Quote Originally Posted by HeadlessMermaid View Post
I have been in / heard of situations where refusing a drink could be considered mildly impolite--> rude--> deeply insulting. But it was almost exclusively in places where making wine/beer/other alcoholic beverages is part of the culture. Not the industry or the market, the culture. In such a community, alcohol consumption is a lot more that having a few kicks, it's a rite. Of bonding, mostly. And rites have rules.
In most of your examples (except for the home made one), you can normally substitute the alcoholic drink for any beverage. At a wedding for example, the bride and groom won't usually mind what you're drinking when the toast is made, as long as you raise something (bridezillas aside).

About the only exception I can think of is when it's a more a hazing ritual and you're expected to get absolutely hammered in order to 'prove' yourself to the group.
This is more likely the case when you're out with friends that you don't know particularly well (close friends won't care what you drink unless they're a bit of an idiot), or when it's a outing of solely males or a hen night.
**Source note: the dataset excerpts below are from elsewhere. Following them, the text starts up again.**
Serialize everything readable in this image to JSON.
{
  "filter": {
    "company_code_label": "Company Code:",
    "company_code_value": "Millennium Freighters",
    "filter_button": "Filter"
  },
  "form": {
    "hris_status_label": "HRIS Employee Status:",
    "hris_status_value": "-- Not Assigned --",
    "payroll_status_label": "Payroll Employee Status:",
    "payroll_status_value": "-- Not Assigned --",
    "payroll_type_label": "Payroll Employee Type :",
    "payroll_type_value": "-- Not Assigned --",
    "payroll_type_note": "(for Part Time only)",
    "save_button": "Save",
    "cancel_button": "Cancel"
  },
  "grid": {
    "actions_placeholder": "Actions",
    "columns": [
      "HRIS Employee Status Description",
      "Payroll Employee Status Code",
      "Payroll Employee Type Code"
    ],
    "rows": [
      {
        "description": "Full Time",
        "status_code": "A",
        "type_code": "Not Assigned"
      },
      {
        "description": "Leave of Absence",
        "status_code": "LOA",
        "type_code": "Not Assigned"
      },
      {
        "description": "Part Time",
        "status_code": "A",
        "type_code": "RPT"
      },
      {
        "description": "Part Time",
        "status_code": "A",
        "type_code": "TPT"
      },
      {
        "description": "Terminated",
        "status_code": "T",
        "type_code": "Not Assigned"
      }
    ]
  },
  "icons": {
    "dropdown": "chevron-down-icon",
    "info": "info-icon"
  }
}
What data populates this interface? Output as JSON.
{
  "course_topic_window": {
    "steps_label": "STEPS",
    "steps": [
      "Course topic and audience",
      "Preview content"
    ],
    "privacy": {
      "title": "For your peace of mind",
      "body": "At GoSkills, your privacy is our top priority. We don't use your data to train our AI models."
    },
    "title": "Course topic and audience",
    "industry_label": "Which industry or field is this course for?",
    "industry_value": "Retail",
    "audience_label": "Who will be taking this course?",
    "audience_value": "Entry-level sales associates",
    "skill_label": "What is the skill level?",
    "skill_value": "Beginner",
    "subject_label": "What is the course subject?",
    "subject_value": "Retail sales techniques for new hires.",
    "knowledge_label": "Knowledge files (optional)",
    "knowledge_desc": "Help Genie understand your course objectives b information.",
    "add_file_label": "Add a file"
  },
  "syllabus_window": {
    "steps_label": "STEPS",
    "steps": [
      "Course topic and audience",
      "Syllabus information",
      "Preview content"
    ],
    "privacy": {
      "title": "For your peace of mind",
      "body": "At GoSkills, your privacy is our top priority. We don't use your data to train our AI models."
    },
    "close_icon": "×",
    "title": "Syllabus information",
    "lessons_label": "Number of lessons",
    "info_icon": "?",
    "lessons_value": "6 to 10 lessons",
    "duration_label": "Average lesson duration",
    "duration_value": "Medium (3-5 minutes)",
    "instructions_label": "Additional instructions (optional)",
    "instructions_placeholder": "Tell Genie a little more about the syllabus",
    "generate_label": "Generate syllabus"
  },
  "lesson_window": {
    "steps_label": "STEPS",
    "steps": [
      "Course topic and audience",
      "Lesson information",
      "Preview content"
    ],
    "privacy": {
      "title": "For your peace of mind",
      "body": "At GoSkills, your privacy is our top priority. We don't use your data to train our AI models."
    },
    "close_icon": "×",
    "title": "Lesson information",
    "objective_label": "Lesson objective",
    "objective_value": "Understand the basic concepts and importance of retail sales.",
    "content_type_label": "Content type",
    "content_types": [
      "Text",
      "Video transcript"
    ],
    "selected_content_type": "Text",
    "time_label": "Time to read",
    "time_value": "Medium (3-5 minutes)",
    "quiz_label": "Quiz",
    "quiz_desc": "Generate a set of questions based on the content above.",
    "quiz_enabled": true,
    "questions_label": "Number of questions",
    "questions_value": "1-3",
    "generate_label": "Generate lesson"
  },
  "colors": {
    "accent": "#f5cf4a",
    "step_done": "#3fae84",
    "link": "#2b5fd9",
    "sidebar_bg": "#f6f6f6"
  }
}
Quote Originally Posted by HeadlessMermaid View Post
This is where it gets complicated, because for some cultures (or specific people) it's reasonable to stop drinking at point A, for others it's at point B, and for others only passing out will spare you the obligation. Is it limitless like that in Japan, at least in some occasions? Possibly. Another possibility is that the author of that book simply didn't drink enough to find out.
I suspect it's more specific people as while drunken behaviour is tolerated to a degree in Japan (I believe somebody made mention of the culturally accepted way of addressing issues only while drunk), you're not expected to get absolutely falling down drunk.

From what I know of Japanese drinking culture (at least for semi-formal occasions), there's etiquette involved, such as making sure your guest's cup is never empty, thus if your guest has poor self control, it may well end up being limitless by accident.

Judging from the reviews of the book, the author may be somewhat prejudiced in his views, for whatever reason.